Personal information
- Full name: Alejandro Meleán Villarroel
- Date of birth: June 16, 1987 (age 38)
- Place of birth: Miami, Florida, United States
- Height: 1.83 m (6 ft 0 in)
- Position: Defensive midfielder

Team information
- Current team: Oriente Petrolero
- Number: 87

Youth career
- 2005–2008: Holy Cross Crusaders

Senior career*
- Years: Team / Apps / (Gls)
- 2010: La Paz / 37 / (2)
- 2011–2016: Oriente Petrolero / 180 / (31)
- 2016–2017: Sport Boys / 37 / (1)
- 2017–2021: Wilstermann / 111 / (5)
- 2022–2024: Guabirá / 87 / (7)
- 2025–: Oriente Petrolero / 22 / (0)

International career^{‡}
- 2012–: Bolivia / 16 / (0)

= Alejandro Meleán =

American-born Bolivian footballer (born 1987)

Alejandro Meleán Villarroel (born June 16, 1987) is an American-born Bolivian professional football player who currently plays for Oriente Petrolero in the Bolivian Liga de Fútbol Profesional Boliviano.

==Club career==

=== Early life ===
Melean attended Palmer Trinity School in Miami, where he played soccer and graduated in 2005. Later Meleán enrolled at the College of the Holy Cross in Worcester, MA after high school. During his four years with the Holy Cross Crusaders, Meleán was named all-Patriot League Conference twice and all Mid-Atlantic in his final year. Upon graduation, Meleán attempted to trial with numerous MLS squads, but after not finding any success, he returned to his native Miami.

=== Move to Bolivia ===
While home in Miami, Meleán secured trials with clubs in Bolivia. After a successful trial with Blooming, Meleán was offered a contract. Unhappy with terms of the contract, Meleán decided to join La Paz. His performances with La Paz garnered interest from then champions, Oriente Petrolero.

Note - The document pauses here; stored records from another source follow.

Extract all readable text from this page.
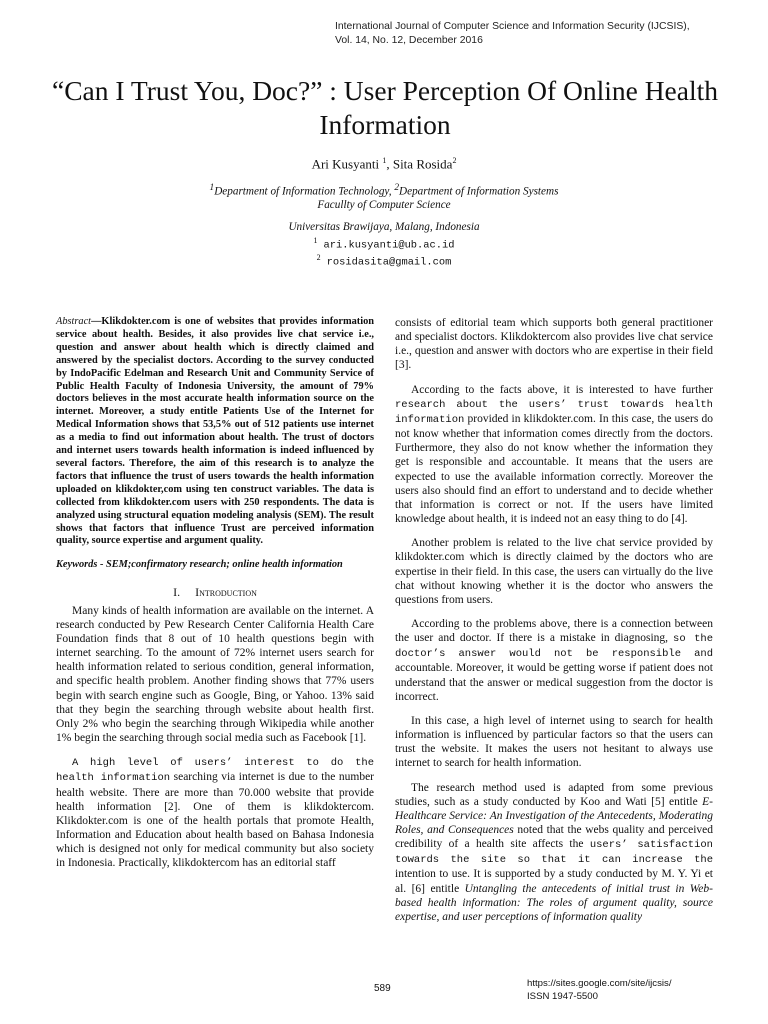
International Journal of Computer Science and Information Security (IJCSIS),
Vol. 14, No. 12, December 2016
“Can I Trust You, Doc?” : User Perception Of Online Health Information
Ari Kusyanti $^1$, Sita Rosida$^2$
$^1$Department of Information Technology, $^2$Department of Information Systems
Facullty of Computer Science
Universitas Brawijaya, Malang, Indonesia
$^1$ ari.kusyanti@ub.ac.id
$^2$ rosidasita@gmail.com

Abstract—Klikdokter.com is one of websites that provides information service about health. Besides, it also provides live chat service i.e., question and answer about health which is directly claimed and answered by the specialist doctors. According to the survey conducted by IndoPacific Edelman and Research Unit and Community Service of Public Health Faculty of Indonesia University, the amount of 79% doctors believes in the most accurate health information source on the internet. Moreover, a study entitle Patients Use of the Internet for Medical Information shows that 53,5% out of 512 patients use internet as a media to find out information about health. The trust of doctors and internet users towards health information is indeed influenced by several factors. Therefore, the aim of this research is to analyze the factors that influence the trust of users towards the health information uploaded on klikdokter,com using ten construct variables. The data is collected from klikdokter.com users with 250 respondents. The data is analyzed using structural equation modeling analysis (SEM). The result shows that factors that influence Trust are perceived information quality, source expertise and argument quality.

Keywords - SEM;confirmatory research; online health information

I. Introduction

Many kinds of health information are available on the internet. A research conducted by Pew Research Center California Health Care Foundation finds that 8 out of 10 health questions begin with internet searching. To the amount of 72% internet users search for health information related to serious condition, general information, and specific health problem. Another finding shows that 77% users begin with search engine such as Google, Bing, or Yahoo. 13% said that they begin the searching through website about health first. Only 2% who begin the searching through Wikipedia while another 1% begin the searching through social media such as Facebook [1].

A high level of users’ interest to do the health information searching via internet is due to the number health website. There are more than 70.000 website that provide health information [2]. One of them is klikdoktercom. Klikdokter.com is one of the health portals that promote Health, Information and Education about health based on Bahasa Indonesia which is designed not only for medical community but also society in Indonesia. Practically, klikdoktercom has an editorial staff

consists of editorial team which supports both general practitioner and specialist doctors. Klikdoktercom also provides live chat service i.e., question and answer with doctors who are expertise in their field [3].

According to the facts above, it is interested to have further research about the users’ trust towards health information provided in klikdokter.com. In this case, the users do not know whether that information comes directly from the doctors. Furthermore, they also do not know whether the information they get is responsible and accountable. It means that the users are expected to use the available information correctly. Moreover the users also should find an effort to understand and to decide whether that information is correct or not. If the users have limited knowledge about health, it is indeed not an easy thing to do [4].

Another problem is related to the live chat service provided by klikdokter.com which is directly claimed by the doctors who are expertise in their field. In this case, the users can virtually do the live chat without knowing whether it is the doctor who answers the questions from users.

According to the problems above, there is a connection between the user and doctor. If there is a mistake in diagnosing, so the doctor’s answer would not be responsible and accountable. Moreover, it would be getting worse if patient does not understand that the answer or medical suggestion from the doctor is incorrect.

In this case, a high level of internet using to search for health information is influenced by particular factors so that the users can trust the website. It makes the users not hesitant to always use internet to search for health information.

The research method used is adapted from some previous studies, such as a study conducted by Koo and Wati [5] entitle E-Healthcare Service: An Investigation of the Antecedents, Moderating Roles, and Consequences noted that the webs quality and perceived credibility of a health site affects the users’ satisfaction towards the site so that it can increase the intention to use. It is supported by a study conducted by M. Y. Yi et al. [6] entitle Untangling the antecedents of initial trust in Web-based health information: The roles of argument quality, source expertise, and user perceptions of information quality

589	https://sites.google.com/site/ijcsis/
ISSN 1947-5500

Meleán joined Oriente Petrolero in 2011 as cover for the club ahead of their 2011 Copa Libertadores campaign.

==International career==
Meleán made his debut for Bolivia in an October 2012 FIFA World Cup qualification match against Uruguay and has, as of 20 June 2016, earned a total of 15 caps, scoring no goals.